- Introduction
OOD detection scenarios
- Covariate shift: Change in the input distribution
- Semantic shift: Change in the label distribution
Existing OOD detection works
- Predictive distribution
- Incorporate feature statistics for ID data
- Requires a portion of training data
- Internal feature activation
GOAL: Explore and push the limits of OOD detection when the output of a softmax layer is the only available source of information - Post-hoc method
Main Contribution
- Only uses predictive distribution
- Performs very well (성능에 자신이 있다면 이것도 contribution 으로 가져갈 수 있군..)
- Related Work
Score Design
- Maximum predicted Softmaz Probability (MSP)

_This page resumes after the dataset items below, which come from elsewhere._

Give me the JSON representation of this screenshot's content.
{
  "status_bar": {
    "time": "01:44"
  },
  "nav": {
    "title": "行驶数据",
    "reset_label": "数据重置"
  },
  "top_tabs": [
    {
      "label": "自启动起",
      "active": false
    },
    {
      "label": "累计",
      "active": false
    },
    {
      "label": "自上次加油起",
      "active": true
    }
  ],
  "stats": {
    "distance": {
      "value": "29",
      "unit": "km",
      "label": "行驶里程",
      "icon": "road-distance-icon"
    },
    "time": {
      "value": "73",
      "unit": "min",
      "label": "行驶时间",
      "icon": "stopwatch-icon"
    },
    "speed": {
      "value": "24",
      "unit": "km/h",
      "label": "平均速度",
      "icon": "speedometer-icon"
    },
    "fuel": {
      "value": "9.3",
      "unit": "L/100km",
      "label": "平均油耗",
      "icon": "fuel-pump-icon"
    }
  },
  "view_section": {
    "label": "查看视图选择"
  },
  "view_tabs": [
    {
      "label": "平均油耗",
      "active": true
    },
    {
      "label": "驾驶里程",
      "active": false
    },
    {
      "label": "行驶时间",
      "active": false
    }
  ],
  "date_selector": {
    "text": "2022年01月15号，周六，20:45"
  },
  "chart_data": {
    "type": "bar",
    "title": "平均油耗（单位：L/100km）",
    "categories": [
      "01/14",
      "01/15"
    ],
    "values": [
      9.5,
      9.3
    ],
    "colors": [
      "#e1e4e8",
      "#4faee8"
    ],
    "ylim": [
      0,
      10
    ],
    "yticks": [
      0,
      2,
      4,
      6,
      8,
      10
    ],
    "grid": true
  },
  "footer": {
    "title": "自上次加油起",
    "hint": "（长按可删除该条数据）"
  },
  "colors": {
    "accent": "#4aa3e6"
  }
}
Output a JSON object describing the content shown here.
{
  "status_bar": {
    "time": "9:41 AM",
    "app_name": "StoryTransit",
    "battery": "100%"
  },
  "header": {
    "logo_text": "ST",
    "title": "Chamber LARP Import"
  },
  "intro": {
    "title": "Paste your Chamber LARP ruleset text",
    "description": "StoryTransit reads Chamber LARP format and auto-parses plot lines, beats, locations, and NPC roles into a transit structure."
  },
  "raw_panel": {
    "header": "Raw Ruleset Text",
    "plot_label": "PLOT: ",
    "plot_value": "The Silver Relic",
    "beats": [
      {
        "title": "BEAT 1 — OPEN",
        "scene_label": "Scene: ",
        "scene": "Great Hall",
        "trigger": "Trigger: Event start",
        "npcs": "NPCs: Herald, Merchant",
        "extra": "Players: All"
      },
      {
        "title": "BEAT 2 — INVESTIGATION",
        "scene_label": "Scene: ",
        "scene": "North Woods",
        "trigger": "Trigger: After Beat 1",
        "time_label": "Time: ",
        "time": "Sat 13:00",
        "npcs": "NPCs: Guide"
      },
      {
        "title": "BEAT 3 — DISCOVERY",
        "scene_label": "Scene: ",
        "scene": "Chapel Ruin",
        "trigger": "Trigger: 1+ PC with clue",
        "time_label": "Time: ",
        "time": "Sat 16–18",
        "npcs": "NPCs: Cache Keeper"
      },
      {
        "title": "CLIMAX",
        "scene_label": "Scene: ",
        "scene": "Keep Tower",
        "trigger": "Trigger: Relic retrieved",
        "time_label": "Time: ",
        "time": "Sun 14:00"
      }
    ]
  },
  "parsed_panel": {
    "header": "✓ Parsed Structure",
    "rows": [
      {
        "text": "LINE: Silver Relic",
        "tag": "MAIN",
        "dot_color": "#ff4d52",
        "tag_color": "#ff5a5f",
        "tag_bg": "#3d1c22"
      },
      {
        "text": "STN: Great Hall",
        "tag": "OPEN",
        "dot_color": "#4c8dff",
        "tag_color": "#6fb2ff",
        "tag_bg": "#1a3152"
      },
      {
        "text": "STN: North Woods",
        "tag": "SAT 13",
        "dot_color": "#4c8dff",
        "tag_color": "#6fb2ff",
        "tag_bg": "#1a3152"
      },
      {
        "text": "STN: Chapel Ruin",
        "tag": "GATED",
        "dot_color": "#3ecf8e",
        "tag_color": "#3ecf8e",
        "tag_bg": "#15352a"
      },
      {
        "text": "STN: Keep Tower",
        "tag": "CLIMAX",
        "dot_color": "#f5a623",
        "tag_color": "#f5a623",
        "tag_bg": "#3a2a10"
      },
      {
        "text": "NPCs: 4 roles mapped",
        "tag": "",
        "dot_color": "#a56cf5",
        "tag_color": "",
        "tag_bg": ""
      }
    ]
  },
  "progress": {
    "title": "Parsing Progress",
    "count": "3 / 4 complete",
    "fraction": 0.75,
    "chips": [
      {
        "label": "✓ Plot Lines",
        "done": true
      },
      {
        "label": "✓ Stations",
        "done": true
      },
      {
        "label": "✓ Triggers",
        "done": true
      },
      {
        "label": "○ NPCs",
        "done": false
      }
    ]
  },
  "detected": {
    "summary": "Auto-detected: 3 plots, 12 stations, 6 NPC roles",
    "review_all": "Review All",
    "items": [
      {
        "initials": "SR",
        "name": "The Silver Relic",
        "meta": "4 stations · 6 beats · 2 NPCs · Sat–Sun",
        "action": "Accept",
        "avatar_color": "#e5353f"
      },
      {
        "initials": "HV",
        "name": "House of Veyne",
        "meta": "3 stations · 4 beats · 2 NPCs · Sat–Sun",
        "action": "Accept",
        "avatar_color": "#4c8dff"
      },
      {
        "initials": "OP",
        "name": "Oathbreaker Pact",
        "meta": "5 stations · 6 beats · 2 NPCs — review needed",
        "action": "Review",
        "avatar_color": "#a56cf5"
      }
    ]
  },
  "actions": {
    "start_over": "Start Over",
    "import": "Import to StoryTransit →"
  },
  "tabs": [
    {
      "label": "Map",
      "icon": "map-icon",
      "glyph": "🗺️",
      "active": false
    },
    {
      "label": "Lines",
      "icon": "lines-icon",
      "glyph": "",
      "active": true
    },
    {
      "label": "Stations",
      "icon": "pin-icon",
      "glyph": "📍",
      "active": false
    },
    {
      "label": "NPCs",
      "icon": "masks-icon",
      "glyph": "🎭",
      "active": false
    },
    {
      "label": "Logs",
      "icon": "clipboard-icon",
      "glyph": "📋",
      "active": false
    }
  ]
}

- Minimum Mahalanobis distance between feature and class-wise centroids
- Energy Score
- Hard Maximum of logits
Previous Methods
- GradNorm
- pNML
- ViM
- ...
- Method
Generalized Entropy Score
Aim: Rely solely on the logits and predictive distribution
- Agnostic to any information on the classifier training, training set, explicit OOD samples
- Neural Collapse Hypothesis: Feature from the penulimate layer has very limited additional info compared to logits
Generalized Entropy $\mathit{G}$: Differentiable and concave function on the categorical distributions $\Delta^\mathit{C}$
Bregman Divergence: $D_G(\mathbf{p} \| \mathbf{q}):=G(\mathbf{q})-G(\mathbf{p})+(\mathbf{p}-\mathbf{q})^{\top} \nabla G(\mathbf{q})$
Assumption: $G$ is invariant under permutations of the elements in $p$
Bregman Divergence between $p$ and the uniform categorical distribution $u=1/C$ reduces to the negated generalized entropy
$\begin{aligned} D_G(\mathbf{p} \| \mathbf{u}) & =G(\mathbf{u})-G(\mathbf{p})+(\mathbf{p}-\mathbf{u})^{\top} \nabla G(\mathbf{u}) \\ & \doteq-G(\mathbf{p})+\underbrace{(\mathbf{p}-\mathbf{u})^{\top} \nabla G(\mathbf{u})}_{=0} .\end{aligned}$
$\nabla G(\mathbf{u})=\nabla G(\mathbf{1} / C)=\kappa \mathbf{1}$ 이기 때문에, 마지막 term 이 0 이 됨을 알 수 있음
► 결론적으로 negated entropy를 사용하는 것은 predictive distribution $p$와 uniform distribution $u$ 사이의 통계적 거리(statistical distance) 로 해석될 수 있다.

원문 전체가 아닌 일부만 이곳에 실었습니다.